Penetrating anterior urethral injuries should be explored. The area of injury should be examined, and devitalized tissue should be debrided carefully to minimize tissue loss. Defects of up to 2 cm in the bulbar urethra and up to 1.5 cm in the penile urethra can be repaired primarily via a direct anastomosis over a catheter with fine absorbable suture. This is the preferred method of repair for these injuries. Longer defects should never be repaired emergently; they should be reconstructed at an interval following the injury to allow for resolution of other injuries and proper planning of the tissue transfers required for the repair. Urinary diversion can be accomplished with a suprapubic catheter during this interval. [27]


Preoperative Details

In all urethral injuries, the location of the injury should be localized with repeat urethrography, antegrade cystogram through the suprapubic tube, and cystoscopy, if needed. If an open perineal repair is performed, the patient should be positioned in an exaggerated lithotomy position with the legs well padded. Deep venous thrombosis prophylaxis with compression stockings is preferred. Access to the bladder via the indwelling suprapubic catheter is also useful.

If endoscopic realignment is contemplated, a more relaxed lithotomy position is better. A wide variety of endoscopes, graspers, and wires is needed. This procedure is often best performed using a C-arm for fluoroscopy because of the ease in obtaining oblique views.

Exploration for penile urethral injuries can be performed with the patient in the supine position, although lithotomy position may be helpful if dissection must be carried down into the scrotum. Flexible cystoscopy may also be of assistance during the procedure.


Intraoperative Details

In open urethral reconstruction, careful dissection of the urethra is important. Anastomoses must be performed in a mucosa-to-mucosa fashion to ensure proper healing without further scarring. All anastomoses should be performed over a catheter for stenting purposes.

Excessive mobilization of the urethra must be avoided to prevent tethering of the penis.
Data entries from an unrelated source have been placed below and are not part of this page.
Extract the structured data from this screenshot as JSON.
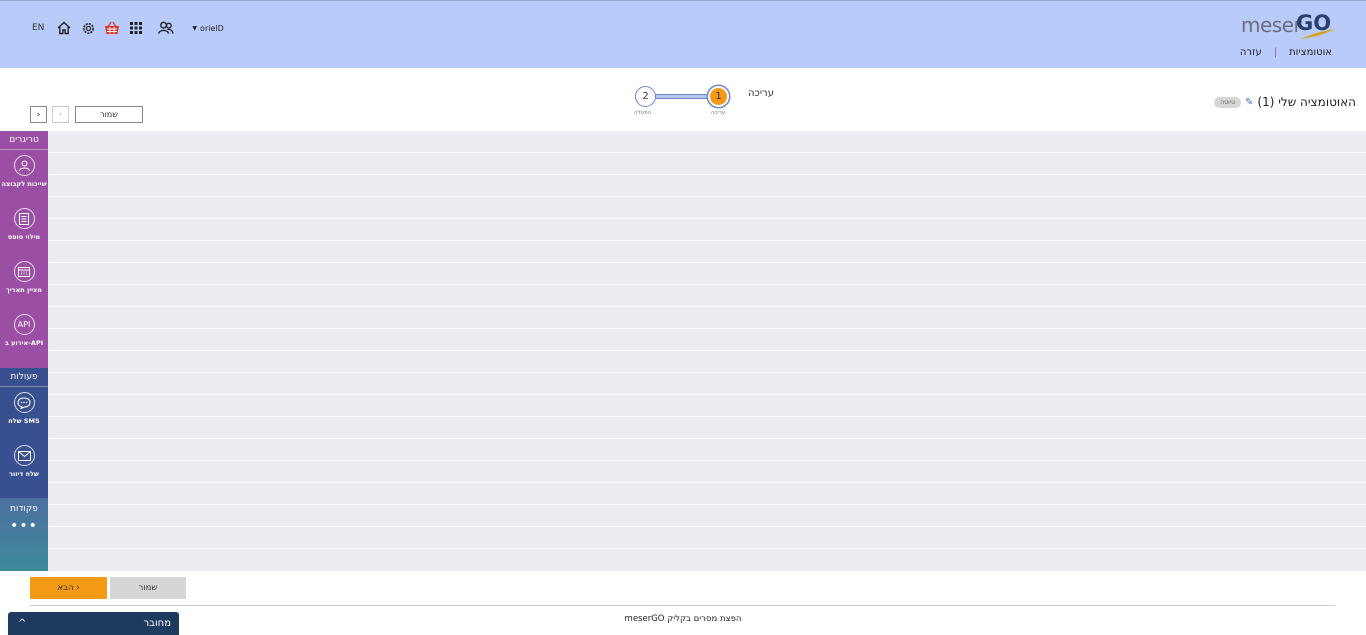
{
  "topbar": {
    "lang": "EN",
    "user": "orielD",
    "brand_left": "meser",
    "brand_right": "GO",
    "nav": [
      "אוטומציות",
      "עזרה"
    ],
    "bg_color": "#b8cbfa"
  },
  "page": {
    "title": "האוטומציה שלי (1)",
    "badge": "טיוטה"
  },
  "steps": {
    "current_label": "עריכה",
    "items": [
      {
        "number": "1",
        "label": "עריכה",
        "active": true
      },
      {
        "number": "2",
        "label": "הפעלה",
        "active": false
      }
    ]
  },
  "toolbar": {
    "save_label": "שמור",
    "prev_arrow": "‹",
    "next_arrow": "›"
  },
  "sidebar": {
    "triggers_header": "טריגרים",
    "triggers": [
      {
        "label": "שייכות לקבוצה",
        "icon": "group-icon"
      },
      {
        "label": "מילוי טופס",
        "icon": "form-icon"
      },
      {
        "label": "מציין תאריך",
        "icon": "calendar-icon"
      },
      {
        "label": "אירוע ב-API",
        "icon": "api-icon",
        "icon_text": "API"
      }
    ],
    "actions_header": "פעולות",
    "actions": [
      {
        "label": "שלח SMS",
        "icon": "sms-bubble-icon"
      },
      {
        "label": "שלח דיוור",
        "icon": "envelope-icon"
      }
    ],
    "commands_header": "פקודות",
    "commands_more": "•••",
    "colors": {
      "triggers": "#9b4fa4",
      "actions": "#38508f",
      "commands": "#3d8a9a"
    }
  },
  "bottom": {
    "next_label": "הבא ›",
    "save_label": "שמור",
    "footer": "meserGO הפצת מסרים בקליק",
    "status": "מחובר",
    "status_icon": "^"
  }
}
If a gap of more than 2 cm must be bridged, performing a flap procedure rather than placing the anastomosis under tension or tethering the penis, which causes curvature, is better. This should be performed as part of a delayed reconstruction and not in the acute setting.
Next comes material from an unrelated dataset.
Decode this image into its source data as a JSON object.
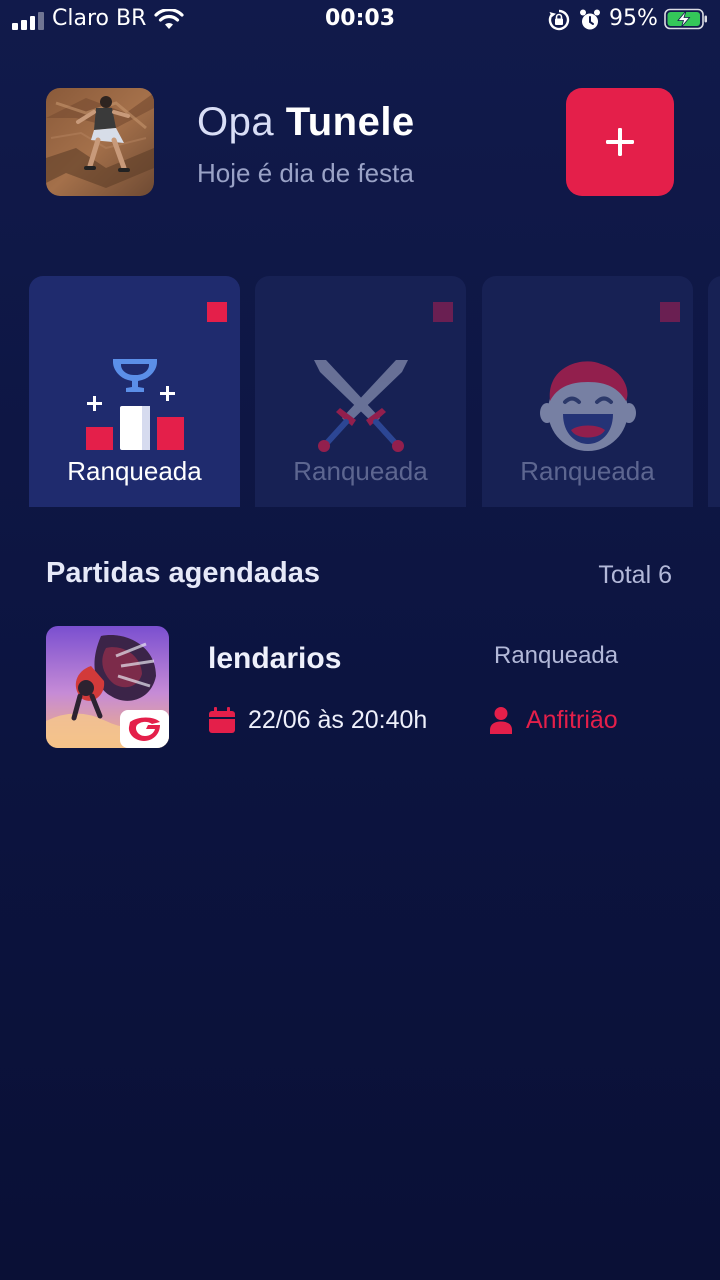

Local flaps should be handled meticulously to avoid devascularization. Buccal mucosal grafts should be harvested from the inner cheek and carefully tubularized over a catheter. These may also be effectively used in an onlay fashion.
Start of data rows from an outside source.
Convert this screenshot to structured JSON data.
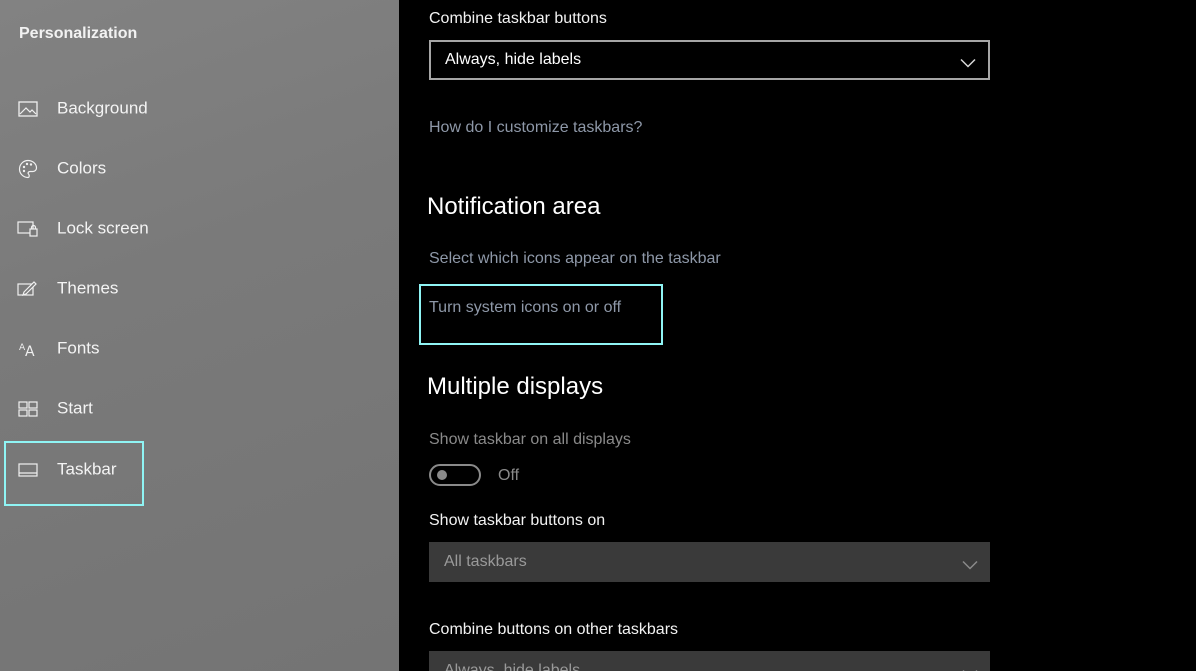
{
  "sidebar": {
    "title": "Personalization",
    "items": [
      {
        "label": "Background",
        "icon": "image-icon"
      },
      {
        "label": "Colors",
        "icon": "palette-icon"
      },
      {
        "label": "Lock screen",
        "icon": "lock-screen-icon"
      },
      {
        "label": "Themes",
        "icon": "themes-icon"
      },
      {
        "label": "Fonts",
        "icon": "fonts-icon"
      },
      {
        "label": "Start",
        "icon": "start-icon"
      },
      {
        "label": "Taskbar",
        "icon": "taskbar-icon"
      }
    ],
    "selected": "Taskbar"
  },
  "main": {
    "combine_label": "Combine taskbar buttons",
    "combine_value": "Always, hide labels",
    "customize_link": "How do I customize taskbars?",
    "notification_heading": "Notification area",
    "select_icons_link": "Select which icons appear on the taskbar",
    "system_icons_link": "Turn system icons on or off",
    "multiple_heading": "Multiple displays",
    "show_all_label": "Show taskbar on all displays",
    "show_all_state": "Off",
    "show_buttons_label": "Show taskbar buttons on",
    "show_buttons_value": "All taskbars",
    "combine_other_label": "Combine buttons on other taskbars",
    "combine_other_value": "Always, hide labels"
  },
  "colors": {
    "highlight": "#8ff4f4",
    "link": "#8e98a8",
    "sidebar_bg": "#7a7a7a"
  }
}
In endoscopic realignment, having 2 urologists working simultaneously with fluoroscopy is preferable. One should pass a scope transurethrally and the other should work via the suprapubic tract. Often, injuries thought to be a complete disruption are found to be partial disruptions, and the intact mucosa can be followed into the bladder. If the scopes can meet and pass wires to one another, then a catheter may be placed transurethrally over the wire.


Postoperative Details

In open repairs, the suprapubic catheter may be removed immediately, leaving the urethral catheter for drainage and stenting. The patient may be mobilized on the day following surgery and discharged when tolerating a diet. Antibiotics are maintained for 2 weeks, and the catheter is removed after 4 weeks. A similar pattern is followed for the endoscopic procedure except that the urethral catheter is left indwelling for 6 weeks. After either type of procedure, retrograde urethrography may be indicated to ensure extravasation is not occurring prior to catheter removal. This is particularly true for patients with poor wound healing such as those with diabetes.



In all instances of urethral injury, follow-up should include assessment of the patient's voiding history, continence status, and potency. Undoubtedly, follow-up should be lifelong, although in the trauma population this is often difficult to achieve. Repeat cystourethrography and cystoscopy should be used whenever changes occur following reconstruction.